3There are two variants of the S&P PACT Indicies: (i) A standard methodology that first screens out companies involved in controversial weapons,* tobacco,* small arms, military contracting, thermal coal, oil sands, gambling, alcohol, fossil fuel operations and highly intensive power generation as well as companies involved in public controversies, and violators of the Principles of the UN Global Compact to determine the eligible universe; and, (ii) A Sustainability Screened variant that is more inclusive, removing companies involved in controversial weapons, tobacco small arms, tobacco, oil sands and shale energy. These two variations also incorporate varying degrees of ESG or Environmental Data, as shown in Exhibit 2. *Represents for Climate Transition Indices only.

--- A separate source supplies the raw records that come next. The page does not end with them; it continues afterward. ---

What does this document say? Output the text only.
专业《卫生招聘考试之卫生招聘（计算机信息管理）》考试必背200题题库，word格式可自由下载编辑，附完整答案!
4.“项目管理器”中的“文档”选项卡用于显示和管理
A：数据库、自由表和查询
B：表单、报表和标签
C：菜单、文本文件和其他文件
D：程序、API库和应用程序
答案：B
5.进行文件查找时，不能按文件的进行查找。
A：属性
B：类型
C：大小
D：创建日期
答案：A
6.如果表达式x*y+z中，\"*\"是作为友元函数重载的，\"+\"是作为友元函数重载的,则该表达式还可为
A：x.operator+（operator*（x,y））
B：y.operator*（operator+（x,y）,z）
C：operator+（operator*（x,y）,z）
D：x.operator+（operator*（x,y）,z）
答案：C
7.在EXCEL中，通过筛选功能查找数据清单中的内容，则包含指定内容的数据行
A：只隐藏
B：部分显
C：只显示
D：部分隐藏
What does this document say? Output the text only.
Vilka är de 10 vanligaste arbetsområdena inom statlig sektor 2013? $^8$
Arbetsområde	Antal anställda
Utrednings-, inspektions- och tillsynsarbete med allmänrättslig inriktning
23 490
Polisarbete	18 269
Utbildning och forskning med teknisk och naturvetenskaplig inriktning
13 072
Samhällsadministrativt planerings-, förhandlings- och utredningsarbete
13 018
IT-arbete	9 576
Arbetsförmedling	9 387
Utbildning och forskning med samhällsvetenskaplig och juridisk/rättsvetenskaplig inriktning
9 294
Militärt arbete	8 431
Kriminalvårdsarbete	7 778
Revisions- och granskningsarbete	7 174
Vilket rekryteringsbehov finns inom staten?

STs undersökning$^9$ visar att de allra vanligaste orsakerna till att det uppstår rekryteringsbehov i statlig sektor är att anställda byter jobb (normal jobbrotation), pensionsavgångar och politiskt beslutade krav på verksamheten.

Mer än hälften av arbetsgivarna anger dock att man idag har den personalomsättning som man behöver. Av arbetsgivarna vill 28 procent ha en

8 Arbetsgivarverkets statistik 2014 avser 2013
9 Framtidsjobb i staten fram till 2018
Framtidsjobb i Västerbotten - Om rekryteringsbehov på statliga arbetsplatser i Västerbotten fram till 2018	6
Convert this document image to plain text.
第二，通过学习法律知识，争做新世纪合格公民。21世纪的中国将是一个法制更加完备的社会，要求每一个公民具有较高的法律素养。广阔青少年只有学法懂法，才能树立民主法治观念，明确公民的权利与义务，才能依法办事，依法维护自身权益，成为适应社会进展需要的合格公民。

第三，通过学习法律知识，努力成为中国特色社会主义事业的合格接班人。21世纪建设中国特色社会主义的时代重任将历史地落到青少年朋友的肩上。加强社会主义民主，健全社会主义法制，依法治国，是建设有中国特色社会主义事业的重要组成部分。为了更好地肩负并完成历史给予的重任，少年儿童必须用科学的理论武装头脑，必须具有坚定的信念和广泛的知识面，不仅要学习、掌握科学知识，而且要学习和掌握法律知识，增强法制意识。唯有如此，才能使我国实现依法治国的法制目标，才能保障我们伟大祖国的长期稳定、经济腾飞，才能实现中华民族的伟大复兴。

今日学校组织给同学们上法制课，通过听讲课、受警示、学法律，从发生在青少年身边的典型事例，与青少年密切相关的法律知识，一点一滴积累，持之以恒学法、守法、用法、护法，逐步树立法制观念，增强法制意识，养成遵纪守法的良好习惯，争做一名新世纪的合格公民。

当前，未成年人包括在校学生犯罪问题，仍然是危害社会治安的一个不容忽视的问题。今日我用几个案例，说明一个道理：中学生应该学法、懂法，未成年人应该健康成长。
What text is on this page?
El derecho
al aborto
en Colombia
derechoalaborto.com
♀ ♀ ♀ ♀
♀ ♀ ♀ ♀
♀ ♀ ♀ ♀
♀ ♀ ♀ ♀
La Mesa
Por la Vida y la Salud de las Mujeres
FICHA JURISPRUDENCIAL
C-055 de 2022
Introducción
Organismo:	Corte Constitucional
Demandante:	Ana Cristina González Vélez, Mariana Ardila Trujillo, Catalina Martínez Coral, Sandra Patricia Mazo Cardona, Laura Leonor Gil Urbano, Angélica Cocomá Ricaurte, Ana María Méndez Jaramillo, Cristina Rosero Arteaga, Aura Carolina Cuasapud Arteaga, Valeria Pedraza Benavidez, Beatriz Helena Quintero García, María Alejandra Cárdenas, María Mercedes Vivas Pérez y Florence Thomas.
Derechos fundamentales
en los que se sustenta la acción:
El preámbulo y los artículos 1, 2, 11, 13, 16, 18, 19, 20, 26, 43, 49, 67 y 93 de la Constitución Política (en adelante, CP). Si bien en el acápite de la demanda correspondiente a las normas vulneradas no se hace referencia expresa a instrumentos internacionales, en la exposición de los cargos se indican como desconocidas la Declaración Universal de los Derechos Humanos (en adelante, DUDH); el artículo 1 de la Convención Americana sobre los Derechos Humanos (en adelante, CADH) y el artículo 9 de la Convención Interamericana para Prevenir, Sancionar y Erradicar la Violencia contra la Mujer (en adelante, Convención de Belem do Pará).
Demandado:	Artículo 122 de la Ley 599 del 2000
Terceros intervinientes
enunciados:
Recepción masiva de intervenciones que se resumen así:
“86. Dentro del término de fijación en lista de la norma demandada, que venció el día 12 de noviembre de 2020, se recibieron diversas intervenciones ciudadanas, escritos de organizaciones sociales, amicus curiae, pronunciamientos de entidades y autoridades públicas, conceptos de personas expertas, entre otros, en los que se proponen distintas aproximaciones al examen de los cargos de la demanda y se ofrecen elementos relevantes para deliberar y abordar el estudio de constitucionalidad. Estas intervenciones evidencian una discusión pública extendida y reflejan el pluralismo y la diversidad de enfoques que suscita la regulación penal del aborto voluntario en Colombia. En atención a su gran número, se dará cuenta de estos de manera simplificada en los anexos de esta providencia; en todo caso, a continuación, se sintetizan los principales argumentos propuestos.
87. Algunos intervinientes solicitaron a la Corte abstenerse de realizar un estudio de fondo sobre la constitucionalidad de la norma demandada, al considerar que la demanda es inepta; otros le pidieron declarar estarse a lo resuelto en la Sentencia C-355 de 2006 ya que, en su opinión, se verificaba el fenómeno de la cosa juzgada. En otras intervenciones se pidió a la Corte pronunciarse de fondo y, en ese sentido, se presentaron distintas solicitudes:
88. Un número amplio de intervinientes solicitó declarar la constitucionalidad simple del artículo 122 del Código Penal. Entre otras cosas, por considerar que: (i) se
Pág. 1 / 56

4The GHG Protocol classifies a company’s GHG emissions into three scopes.  Scope 1 emissions are direct emissions from owned or controlled sources. Scope 2 emissions are indirect emissions from the generation of purchased energy. Scope 3 emissions are all indirect emissions (not included in Scope 2) that occur in the company’s value chain, including both upstream and downstream emissions. The EU benchmark regulation only requires Scope 3 emissions to be phased in within four years, but the S&P PACT Index methodology incorporates all GHG Scopes 1, 2 and 3 from inception, using cutting-edge datasets developed by S&P Global Trucost.